House Republican leaders say they want the state, service providers and insurers to negotiate a resolution over the summer. But the Senate moved unanimously in favor of charging insurers for the program starting next year; and when the House voted down the bill earlier this month, the Senate quickly attached the policy onto an unrelated proposal dealing with child custody issues.
Ayotte has repeatedly accused insurers of acting in bad faith on the issue, which insurers deny.
A statewide open enrollment plan
Top Republicans strongly back the idea of allowing New Hampshire public school students to decide to attend school in any district of their choosing, regardless of where they live.

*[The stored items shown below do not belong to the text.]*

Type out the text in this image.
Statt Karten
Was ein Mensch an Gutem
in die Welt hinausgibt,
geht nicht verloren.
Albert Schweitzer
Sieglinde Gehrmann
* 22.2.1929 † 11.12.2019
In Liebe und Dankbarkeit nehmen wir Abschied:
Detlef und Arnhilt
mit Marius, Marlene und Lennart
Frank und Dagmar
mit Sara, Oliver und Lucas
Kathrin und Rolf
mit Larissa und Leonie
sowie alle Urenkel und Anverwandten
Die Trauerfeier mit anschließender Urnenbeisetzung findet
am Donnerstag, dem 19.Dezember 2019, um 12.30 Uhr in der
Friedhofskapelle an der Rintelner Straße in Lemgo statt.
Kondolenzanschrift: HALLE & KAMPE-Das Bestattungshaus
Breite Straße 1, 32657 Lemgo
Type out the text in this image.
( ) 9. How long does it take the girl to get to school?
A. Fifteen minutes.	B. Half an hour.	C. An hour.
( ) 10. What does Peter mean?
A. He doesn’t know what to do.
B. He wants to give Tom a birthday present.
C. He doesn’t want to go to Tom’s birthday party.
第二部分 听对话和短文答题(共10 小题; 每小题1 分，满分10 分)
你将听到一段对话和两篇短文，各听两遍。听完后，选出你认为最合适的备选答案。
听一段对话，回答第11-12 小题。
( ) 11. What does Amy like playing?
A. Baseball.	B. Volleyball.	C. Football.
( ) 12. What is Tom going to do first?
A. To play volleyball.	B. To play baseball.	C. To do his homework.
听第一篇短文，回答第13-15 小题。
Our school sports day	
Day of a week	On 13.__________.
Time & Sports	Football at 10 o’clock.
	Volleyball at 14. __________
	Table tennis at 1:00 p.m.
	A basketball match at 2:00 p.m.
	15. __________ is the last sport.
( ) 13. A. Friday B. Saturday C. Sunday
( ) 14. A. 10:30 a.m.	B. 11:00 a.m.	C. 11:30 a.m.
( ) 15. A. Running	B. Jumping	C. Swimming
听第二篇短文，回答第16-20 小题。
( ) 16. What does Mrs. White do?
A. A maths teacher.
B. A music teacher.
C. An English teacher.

But how to finance the program and divvy up costs between the state, the district where a student lives, and the district where they attend school, remains a bipartisan concern. The proposal legislative negotiators are working on envisions a 500 student cap for the first year, with the cap increasing by 25% the next year, if the number of participating students reach 90% of the cap.
Local education officials remain concerned about costs expected to be borne by districts, and how open enrollment could complicate school budget planning. Gov. Ayotte generally supports efforts to give families more options in education by has steered clear of weighing in on any specific open enrollment plan.
Requiring local voters to weigh a tax cap on school spending
Another bill that could affect school spending – and taxes – is a proposal that aims to force local voters to consider imposing a cap on school taxes, accounting for inflation and growth in the local tax base.
Under the House’s version of the bill, cities and towns would vote on a tax cap in every state election. The Senate version of the bill calls for local voters to consider a school tax cap once, in November.
The bill is one of several that lawmakers have taken up this year that gets at the question of local versus state governments, and where decisions affecting local taxpayers are made best. Top Republicans in Concord seem increasingly comfortable imposing policies on local governments. And that includes Gov. Kelly Ayotte, who threw her conceptual support behind the Senate version of the bill last week, telling reporters that a one-time vote was fine by her.
“Having people weigh in is a positive," Ayotte said.